—Pero queda la mancha en la alfombra de la habitación, donde sin culpa mía, y sin poderlo yo evitar, ese hombre fué herido, y los rastros en los lugares por donde ha pasado hasta aquí.
—Pues bien; quemad esa alfombra y lavad esos rastros, señora; algo habéis de hacer por vuestra parte. Ahora bien, alcalde; vais á salir de esta casa. En ella no habéis encontrado nada. En premio de vuestros servicios, miráos ya presidente de los oidores de la real audiencia de Méjico, con tres mil ducados para costas de viaje.

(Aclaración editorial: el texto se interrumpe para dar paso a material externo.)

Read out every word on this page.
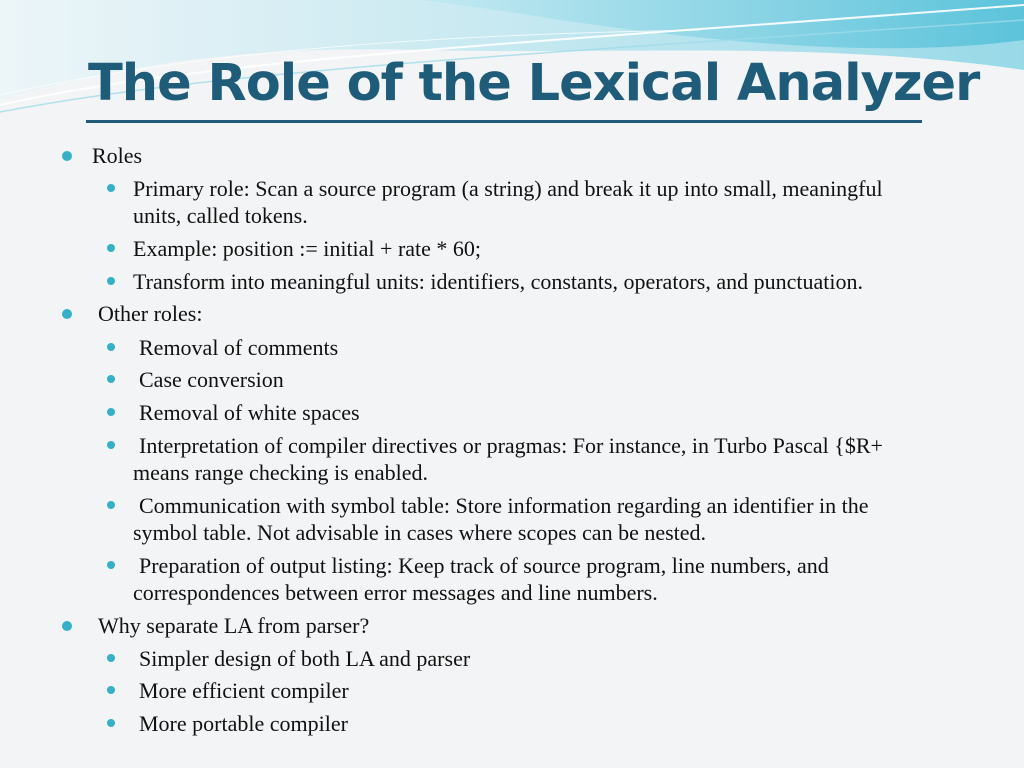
The Role of the Lexical Analyzer
Roles
Primary role: Scan a source program (a string) and break it up into small, meaningful
units, called tokens.
Example: position := initial + rate * 60;
Transform into meaningful units: identifiers, constants, operators, and punctuation.
Other roles:
Removal of comments
Case conversion
Removal of white spaces
Interpretation of compiler directives or pragmas: For instance, in Turbo Pascal {$R+
means range checking is enabled.
Communication with symbol table: Store information regarding an identifier in the
symbol table. Not advisable in cases where scopes can be nested.
Preparation of output listing: Keep track of source program, line numbers, and
correspondences between error messages and line numbers.
Why separate LA from parser?
Simpler design of both LA and parser
More efficient compiler
More portable compiler
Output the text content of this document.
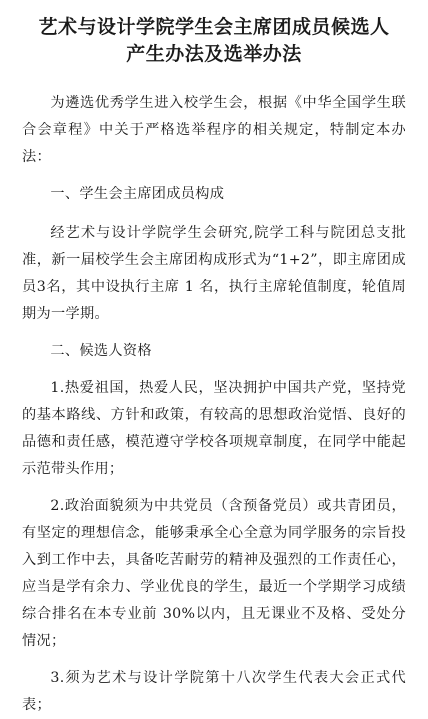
艺术与设计学院学生会主席团成员候选人

产生办法及选举办法

为遴选优秀学生进入校学生会，根据《中华全国学生联合会章程》中关于严格选举程序的相关规定，特制定本办法：

一、学生会主席团成员构成

经艺术与设计学院学生会研究,院学工科与院团总支批准，新一届校学生会主席团构成形式为“1+2”，即主席团成员3名，其中设执行主席 1 名，执行主席轮值制度，轮值周期为一学期。

二、候选人资格

1.热爱祖国，热爱人民，坚决拥护中国共产党，坚持党的基本路线、方针和政策，有较高的思想政治觉悟、良好的品德和责任感，模范遵守学校各项规章制度，在同学中能起示范带头作用；

2.政治面貌须为中共党员（含预备党员）或共青团员，有坚定的理想信念，能够秉承全心全意为同学服务的宗旨投入到工作中去，具备吃苦耐劳的精神及强烈的工作责任心，应当是学有余力、学业优良的学生，最近一个学期学习成绩综合排名在本专业前 30%以内，且无课业不及格、受处分情况；

3.须为艺术与设计学院第十八次学生代表大会正式代表；
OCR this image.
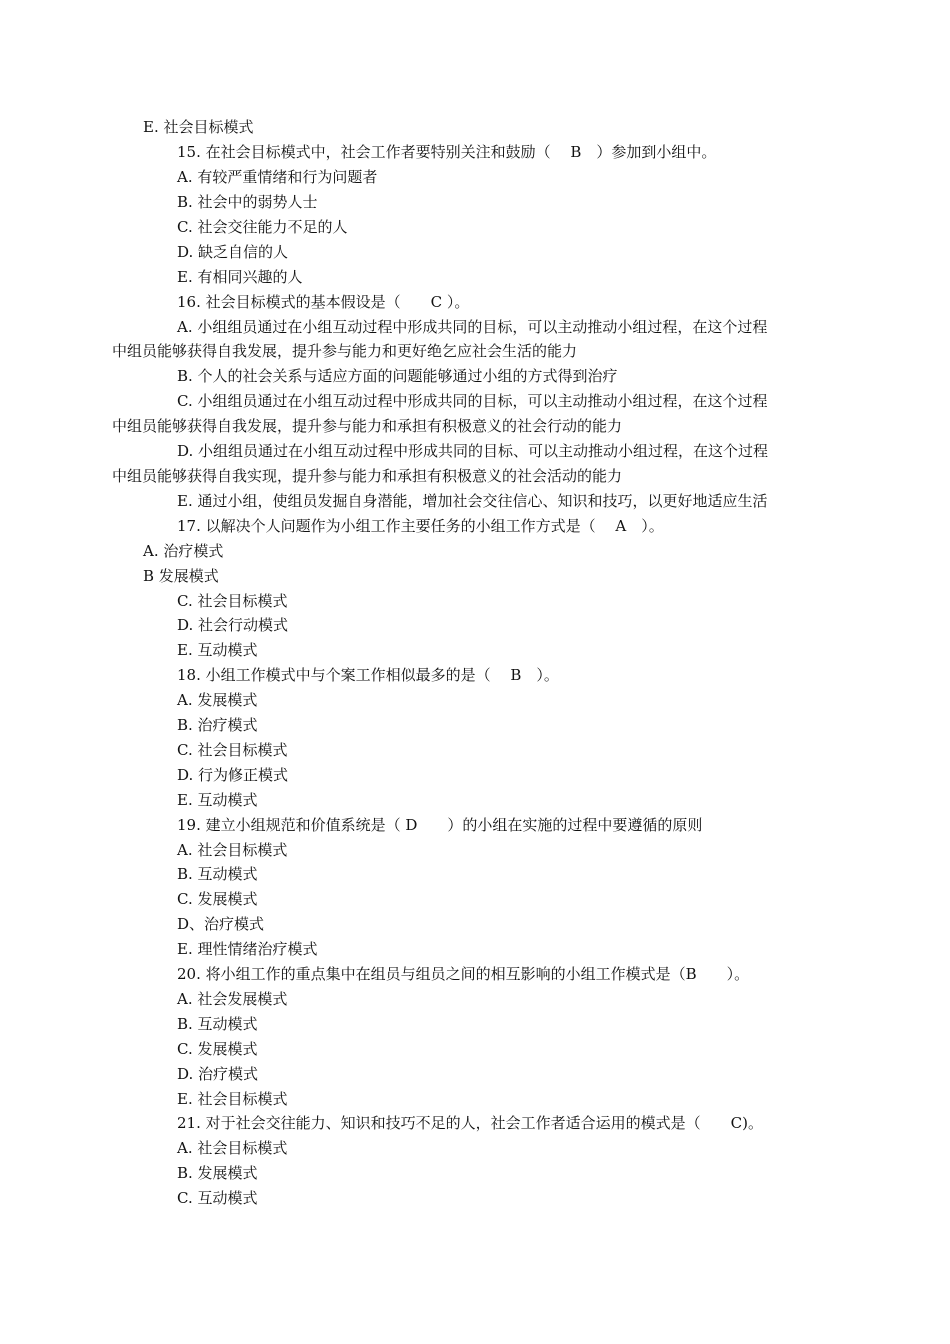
E. 社会目标模式
15. 在社会目标模式中，社会工作者要特别关注和鼓励（　 B　）参加到小组中。
A. 有较严重情绪和行为问题者
B. 社会中的弱势人士
C. 社会交往能力不足的人
D. 缺乏自信的人
E. 有相同兴趣的人
16. 社会目标模式的基本假设是（　　C ）。
A. 小组组员通过在小组互动过程中形成共同的目标，可以主动推动小组过程，在这个过程
中组员能够获得自我发展，提升参与能力和更好绝乞应社会生活的能力
B. 个人的社会关系与适应方面的问题能够通过小组的方式得到治疗
C. 小组组员通过在小组互动过程中形成共同的目标，可以主动推动小组过程，在这个过程
中组员能够获得自我发展，提升参与能力和承担有积极意义的社会行动的能力
D. 小组组员通过在小组互动过程中形成共同的目标、可以主动推动小组过程，在这个过程
中组员能够获得自我实现，提升参与能力和承担有积极意义的社会活动的能力
E. 通过小组，使组员发掘自身潜能，增加社会交往信心、知识和技巧，以更好地适应生活
17. 以解决个人问题作为小组工作主要任务的小组工作方式是（　 A　）。
A. 治疗模式
B 发展模式
C. 社会目标模式
D. 社会行动模式
E. 互动模式
18. 小组工作模式中与个案工作相似最多的是（　 B　）。
A. 发展模式
B. 治疗模式
C. 社会目标模式
D. 行为修正模式
E. 互动模式
19. 建立小组规范和价值系统是（ D　　）的小组在实施的过程中要遵循的原则
A. 社会目标模式
B. 互动模式
C. 发展模式
D、治疗模式
E. 理性情绪治疗模式
20. 将小组工作的重点集中在组员与组员之间的相互影响的小组工作模式是（B　　）。
A. 社会发展模式
B. 互动模式
C. 发展模式
D. 治疗模式
E. 社会目标模式
21. 对于社会交往能力、知识和技巧不足的人，社会工作者适合运用的模式是（　　C)。
A. 社会目标模式
B. 发展模式
C. 互动模式
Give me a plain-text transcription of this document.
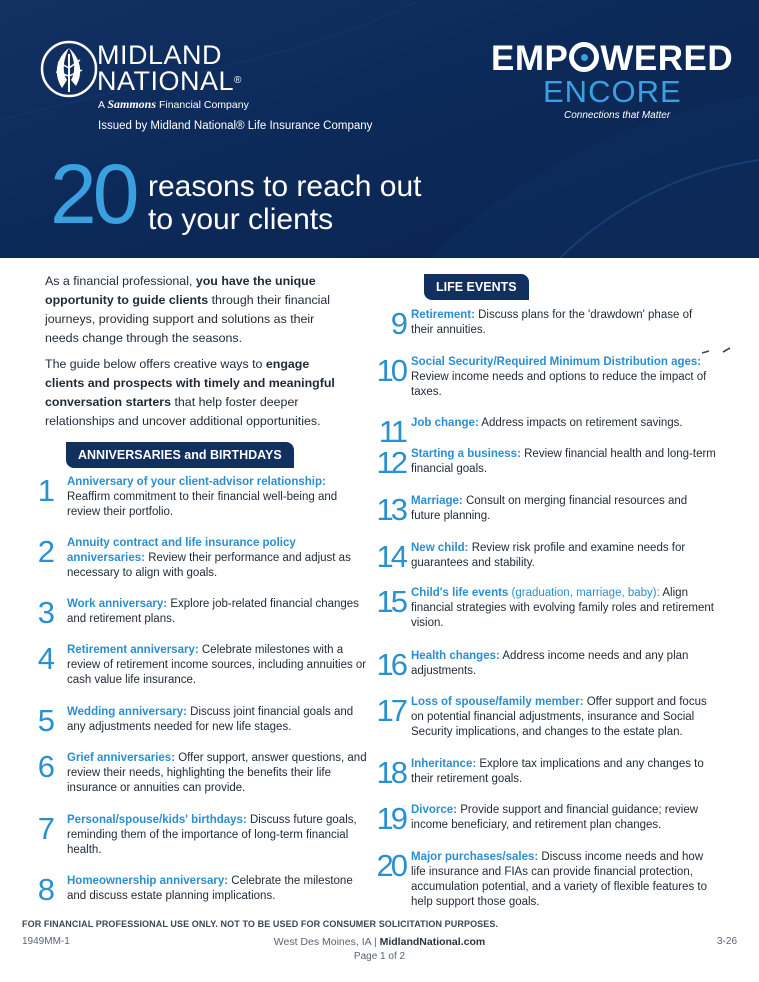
MIDLAND
NATIONAL®
A Sammons Financial Company
Issued by Midland National® Life Insurance Company
EMP WERED
ENCORE
Connections that Matter
20 reasons to reach out
to your clients

As a financial professional, you have the unique opportunity to guide clients through their financial journeys, providing support and solutions as their needs change through the seasons.

The guide below offers creative ways to engage clients and prospects with timely and meaningful conversation starters that help foster deeper relationships and uncover additional opportunities.

ANNIVERSARIES and BIRTHDAYS
LIFE EVENTS
1 Anniversary of your client-advisor relationship: Reaffirm commitment to their financial well-being and review their portfolio.
2 Annuity contract and life insurance policy anniversaries: Review their performance and adjust as necessary to align with goals.
3 Work anniversary: Explore job-related financial changes and retirement plans.
4 Retirement anniversary: Celebrate milestones with a review of retirement income sources, including annuities or cash value life insurance.
5 Wedding anniversary: Discuss joint financial goals and any adjustments needed for new life stages.
6 Grief anniversaries: Offer support, answer questions, and review their needs, highlighting the benefits their life insurance or annuities can provide.
7 Personal/spouse/kids' birthdays: Discuss future goals, reminding them of the importance of long-term financial health.
8 Homeownership anniversary: Celebrate the milestone and discuss estate planning implications.
9 Retirement: Discuss plans for the 'drawdown' phase of their annuities.
10 Social Security/Required Minimum Distribution ages: Review income needs and options to reduce the impact of taxes.
11 Job change: Address impacts on retirement savings.
12 Starting a business: Review financial health and long-term financial goals.
13 Marriage: Consult on merging financial resources and future planning.
14 New child: Review risk profile and examine needs for guarantees and stability.
15 Child's life events (graduation, marriage, baby): Align financial strategies with evolving family roles and retirement vision.
16 Health changes: Address income needs and any plan adjustments.
17 Loss of spouse/family member: Offer support and focus on potential financial adjustments, insurance and Social Security implications, and changes to the estate plan.
18 Inheritance: Explore tax implications and any changes to their retirement goals.
19 Divorce: Provide support and financial guidance; review income beneficiary, and retirement plan changes.
20 Major purchases/sales: Discuss income needs and how life insurance and FIAs can provide financial protection, accumulation potential, and a variety of flexible features to help support those goals.
FOR FINANCIAL PROFESSIONAL USE ONLY. NOT TO BE USED FOR CONSUMER SOLICITATION PURPOSES.
1949MM-1	West Des Moines, IA | MidlandNational.com
Page 1 of 2
3-26
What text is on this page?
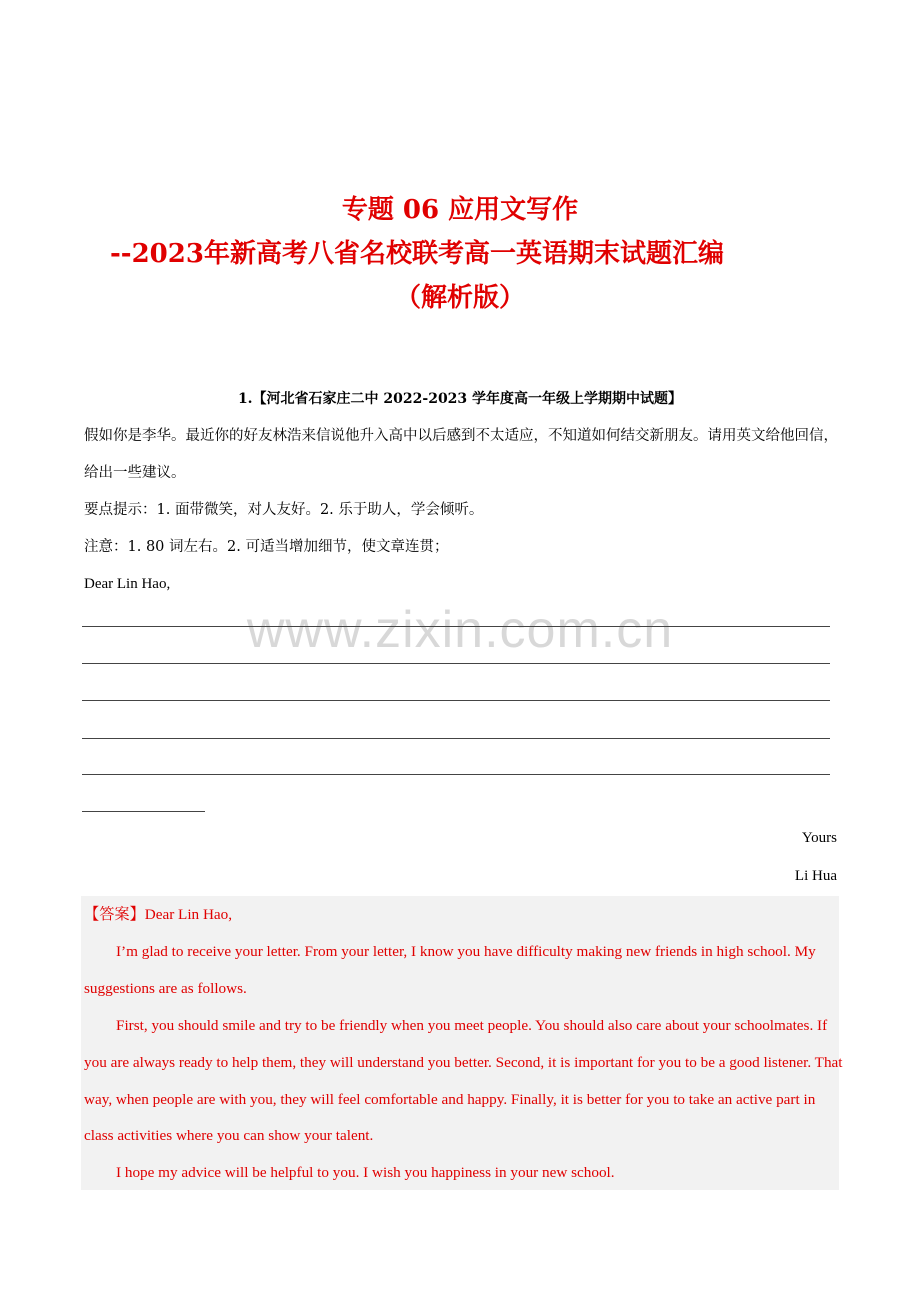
专题 06 应用文写作
--2023年新高考八省名校联考高一英语期末试题汇编
（解析版）
1.【河北省石家庄二中 2022-2023 学年度高一年级上学期期中试题】
假如你是李华。最近你的好友林浩来信说他升入高中以后感到不太适应，不知道如何结交新朋友。请用英文给他回信，给出一些建议。
要点提示：1. 面带微笑，对人友好。2. 乐于助人，学会倾听。
注意：1. 80 词左右。2. 可适当增加细节，使文章连贯；
Dear Lin Hao,
www.zixin.com.cn
Yours
Li Hua
【答案】Dear Lin Hao,
I’m glad to receive your letter. From your letter, I know you have difficulty making new friends in high school. My suggestions are as follows.
First, you should smile and try to be friendly when you meet people. You should also care about your schoolmates. If you are always ready to help them, they will understand you better. Second, it is important for you to be a good listener. That way, when people are with you, they will feel comfortable and happy. Finally, it is better for you to take an active part in class activities where you can show your talent.
I hope my advice will be helpful to you. I wish you happiness in your new school.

—¡Ah! ¡señor! ¡excelentísimo señor!
—No es esto todo lo que tenéis que hacer.
—Mande vuecencia.
—Cuando salgáis de aquí, iréis con vuestra ronda á la calle de San Bernardino, á donde da ese postigo. Dentro de poco, el cocinero mayor de su majestad saldrá por ese postigo. Prendedle junto al muerto, y hacedle cargo del delito.
—Muy bien, señor.
—Vamos, señora, guiad á la puerta principal.
Cuando estuvieron en el zaguán, el duque se embozó, se cubrió, y abrió la puerta.
El alcalde salió.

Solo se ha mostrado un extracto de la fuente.